ALA's official Banned Books Week kicks off tomorrow. As usual, I will be commemorating this event in my own way here on this blog. Starting Sunday, I will be doing a period of programming called Banned Authors Week.

When I say "banned authors", I don't mean in the ALA sense of having had someone ask their local library not to carry your book. Rather, Banned Authors Week will be devoted to the all too numerous list of writers and other intellectuals who have been threatened with death, or in many cases were actually murdered, by Islamists because of their writings.

During the next week, I will provide links about and post lists of as many of these authors as possible. In particular I will try to move beyond the famous cases (Salman Rushdie, Taslima Nasreen, etc.) and cover some of the less well known (to Western audiences) victims of Islamist intimidation and violence. Look also for some posts that deal with the broader context of intellectual freedom in the Muslim world.

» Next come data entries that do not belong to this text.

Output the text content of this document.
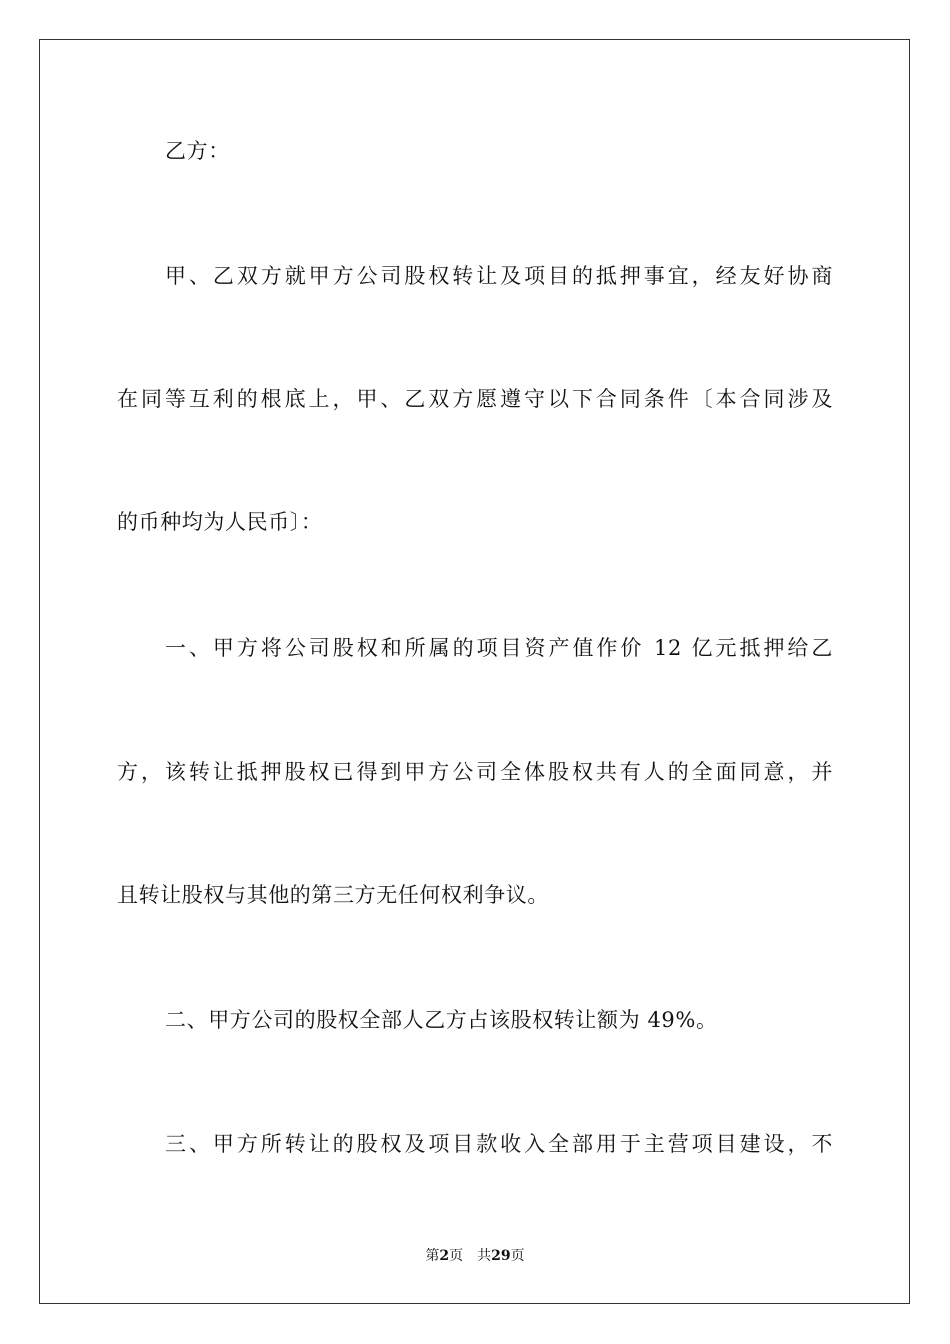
乙方：
甲、乙双方就甲方公司股权转让及项目的抵押事宜，经友好协商
在同等互利的根底上，甲、乙双方愿遵守以下合同条件〔本合同涉及
的币种均为人民币〕：
一、甲方将公司股权和所属的项目资产值作价 12 亿元抵押给乙
方，该转让抵押股权已得到甲方公司全体股权共有人的全面同意，并
且转让股权与其他的第三方无任何权利争议。
二、甲方公司的股权全部人乙方占该股权转让额为 49%。
三、甲方所转让的股权及项目款收入全部用于主营项目建设，不
第2页 共29页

Just to kick things off early, I refer you to a petition on the newly revamped web site of Irshad Manji. After Irshad and 11 other well known Muslim and former Muslim intellectuals released a manifesto in early 2006 condemning the totalitarian nature of Islamism, they received a death threat on a UK-based Islamist web site. Irshad then posted an online petition on her site where anyone who cares about intellectual freedom can sign their name and express their solidarity. I know I've linked to it before, but please visit Irshad's site and sign the petition if you haven't already.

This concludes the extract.